A growing number of companies that sell standardized tests are using natural language processing to assess writing skills. Critics contend that these language models don’t make the grade.
What happened: An investigation by Motherboard found that several programs designed to grade English-language essays show bias against minorities and some students who speak English as a second language. Some models gave high scores to computer-generated essays that contained big words but little meaning.
What they found: Models trained on human-graded papers learn to correlate patterns such as vocabulary, spelling, sentence length, and subject-verb agreement with higher or lower scores. Some experts say the models amplify the biases of human graders.
- In 2018, the publishers of the E-Rater — software used by the GRE, TOEFL, and many states — found that their model gave students from mainland China a 1.3 point lift (on a scale of 0 to 6). It seems that Chinese students, while scoring low on grammar and mechanics, tend to write long sentences and use sophisticated vocabulary.
- The same study found that E-Rater docked African-American students by .81 points, on average, due to biases in grammar, writing style, and organization.

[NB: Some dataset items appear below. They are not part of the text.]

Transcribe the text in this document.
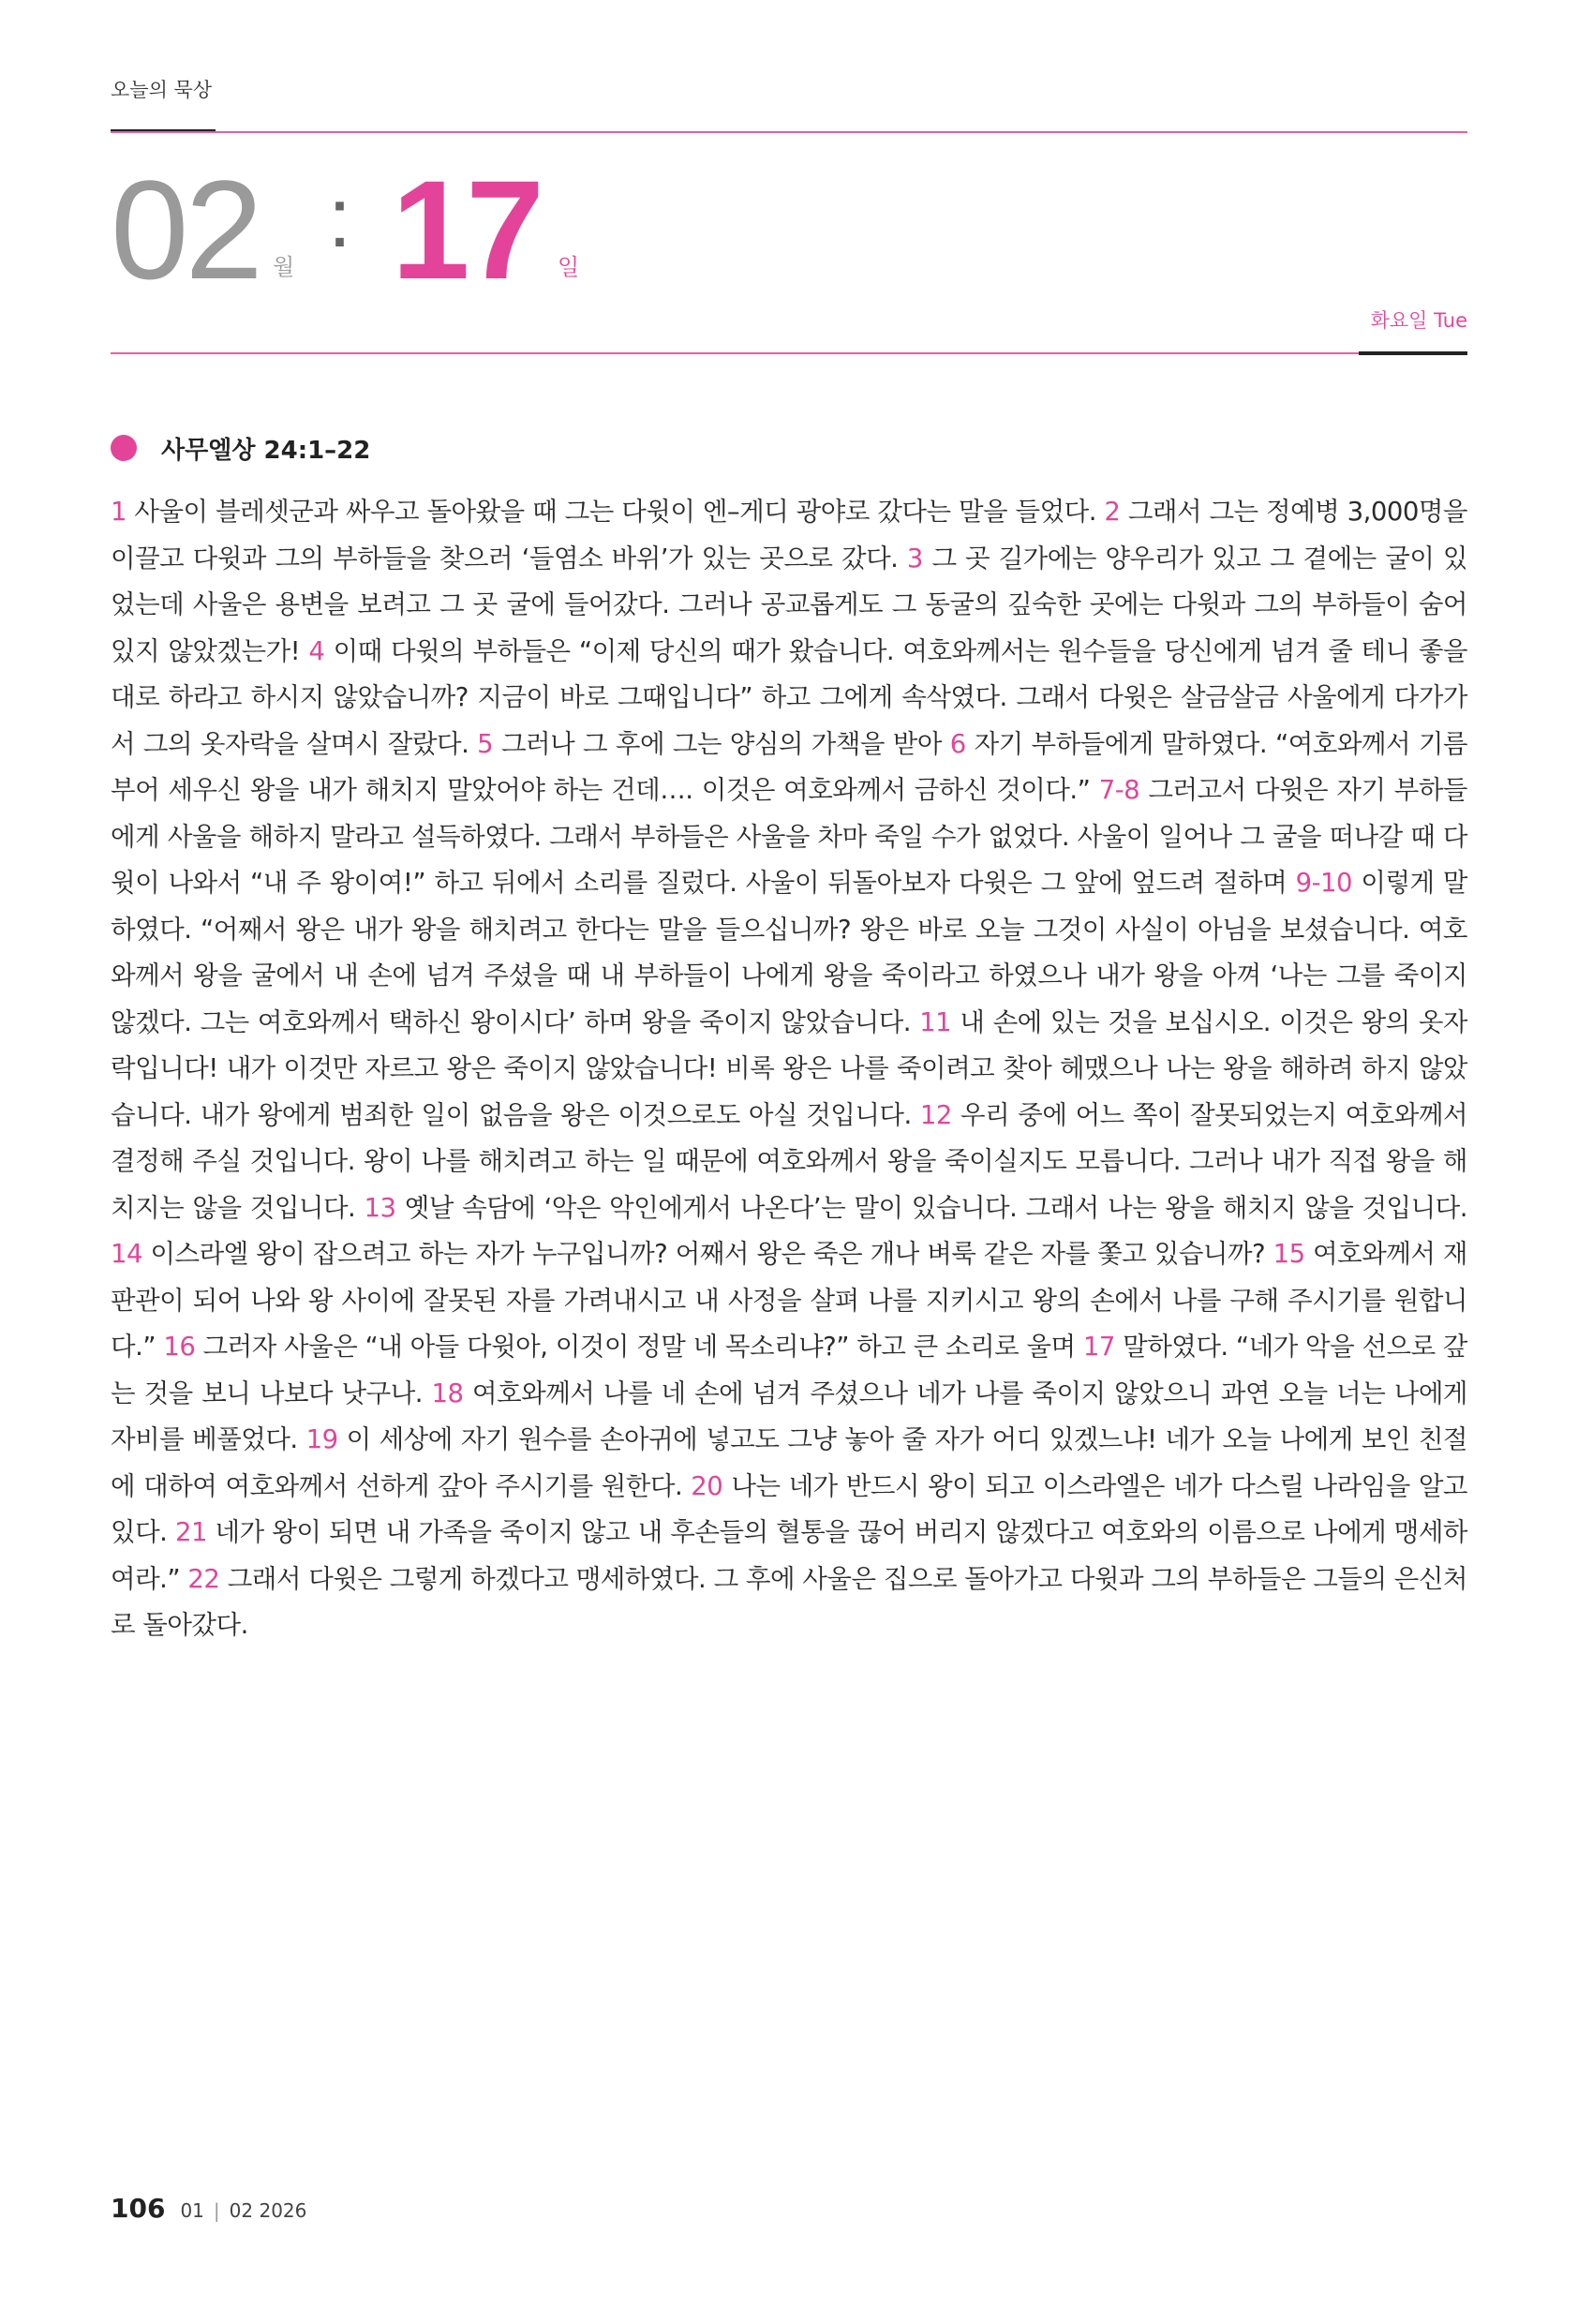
오늘의 묵상
02 월
: 17 일
화요일 Tue
사무엘상 24:1–22

1 사울이 블레셋군과 싸우고 돌아왔을 때 그는 다윗이 엔–게디 광야로 갔다는 말을 들었다. 2 그래서 그는 정예병 3,000명을 이끌고 다윗과 그의 부하들을 찾으러 ‘들염소 바위’가 있는 곳으로 갔다. 3 그 곳 길가에는 양우리가 있고 그 곁에는 굴이 있었는데 사울은 용변을 보려고 그 곳 굴에 들어갔다. 그러나 공교롭게도 그 동굴의 깊숙한 곳에는 다윗과 그의 부하들이 숨어 있지 않았겠는가! 4 이때 다윗의 부하들은 “이제 당신의 때가 왔습니다. 여호와께서는 원수들을 당신에게 넘겨 줄 테니 좋을 대로 하라고 하시지 않았습니까? 지금이 바로 그때입니다” 하고 그에게 속삭였다. 그래서 다윗은 살금살금 사울에게 다가가서 그의 옷자락을 살며시 잘랐다. 5 그러나 그 후에 그는 양심의 가책을 받아 6 자기 부하들에게 말하였다. “여호와께서 기름 부어 세우신 왕을 내가 해치지 말았어야 하는 건데…. 이것은 여호와께서 금하신 것이다.” 7-8 그러고서 다윗은 자기 부하들에게 사울을 해하지 말라고 설득하였다. 그래서 부하들은 사울을 차마 죽일 수가 없었다. 사울이 일어나 그 굴을 떠나갈 때 다윗이 나와서 “내 주 왕이여!” 하고 뒤에서 소리를 질렀다. 사울이 뒤돌아보자 다윗은 그 앞에 엎드려 절하며 9-10 이렇게 말하였다. “어째서 왕은 내가 왕을 해치려고 한다는 말을 들으십니까? 왕은 바로 오늘 그것이 사실이 아님을 보셨습니다. 여호와께서 왕을 굴에서 내 손에 넘겨 주셨을 때 내 부하들이 나에게 왕을 죽이라고 하였으나 내가 왕을 아껴 ‘나는 그를 죽이지 않겠다. 그는 여호와께서 택하신 왕이시다’ 하며 왕을 죽이지 않았습니다. 11 내 손에 있는 것을 보십시오. 이것은 왕의 옷자락입니다! 내가 이것만 자르고 왕은 죽이지 않았습니다! 비록 왕은 나를 죽이려고 찾아 헤맸으나 나는 왕을 해하려 하지 않았습니다. 내가 왕에게 범죄한 일이 없음을 왕은 이것으로도 아실 것입니다. 12 우리 중에 어느 쪽이 잘못되었는지 여호와께서 결정해 주실 것입니다. 왕이 나를 해치려고 하는 일 때문에 여호와께서 왕을 죽이실지도 모릅니다. 그러나 내가 직접 왕을 해치지는 않을 것입니다. 13 옛날 속담에 ‘악은 악인에게서 나온다’는 말이 있습니다. 그래서 나는 왕을 해치지 않을 것입니다. 14 이스라엘 왕이 잡으려고 하는 자가 누구입니까? 어째서 왕은 죽은 개나 벼룩 같은 자를 쫓고 있습니까? 15 여호와께서 재판관이 되어 나와 왕 사이에 잘못된 자를 가려내시고 내 사정을 살펴 나를 지키시고 왕의 손에서 나를 구해 주시기를 원합니다.” 16 그러자 사울은 “내 아들 다윗아, 이것이 정말 네 목소리냐?” 하고 큰 소리로 울며 17 말하였다. “네가 악을 선으로 갚는 것을 보니 나보다 낫구나. 18 여호와께서 나를 네 손에 넘겨 주셨으나 네가 나를 죽이지 않았으니 과연 오늘 너는 나에게 자비를 베풀었다. 19 이 세상에 자기 원수를 손아귀에 넣고도 그냥 놓아 줄 자가 어디 있겠느냐! 네가 오늘 나에게 보인 친절에 대하여 여호와께서 선하게 갚아 주시기를 원한다. 20 나는 네가 반드시 왕이 되고 이스라엘은 네가 다스릴 나라임을 알고 있다. 21 네가 왕이 되면 내 가족을 죽이지 않고 내 후손들의 혈통을 끊어 버리지 않겠다고 여호와의 이름으로 나에게 맹세하여라.” 22 그래서 다윗은 그렇게 하겠다고 맹세하였다. 그 후에 사울은 집으로 돌아가고 다윗과 그의 부하들은 그들의 은신처로 돌아갔다.

106 01 | 02 2026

- Motherboard used BABEL to generate two essays of magniloquent gibberish. Both received two 4-out-of-6 scores from the GRE’s online ScoreItNow! practice tool.
Behind the news: At least 21 U.S. states use NLP to grade essays on standardized tests for public schools. Of those, 18 also employ human graders to check a small percentage of papers randomly.
Why it matters: Standardized tests help determine access to education and jobs for millions of Americans every year. Inappropriate use of NLP could be robbing them of life-changing opportunities.
We’re thinking: The company behind E-Rater is the only one that publishes studies on its grading model’s shortcomings and what it’s doing to fix them. Colleges and school boards should lead the charge in demanding that other test providers do the same.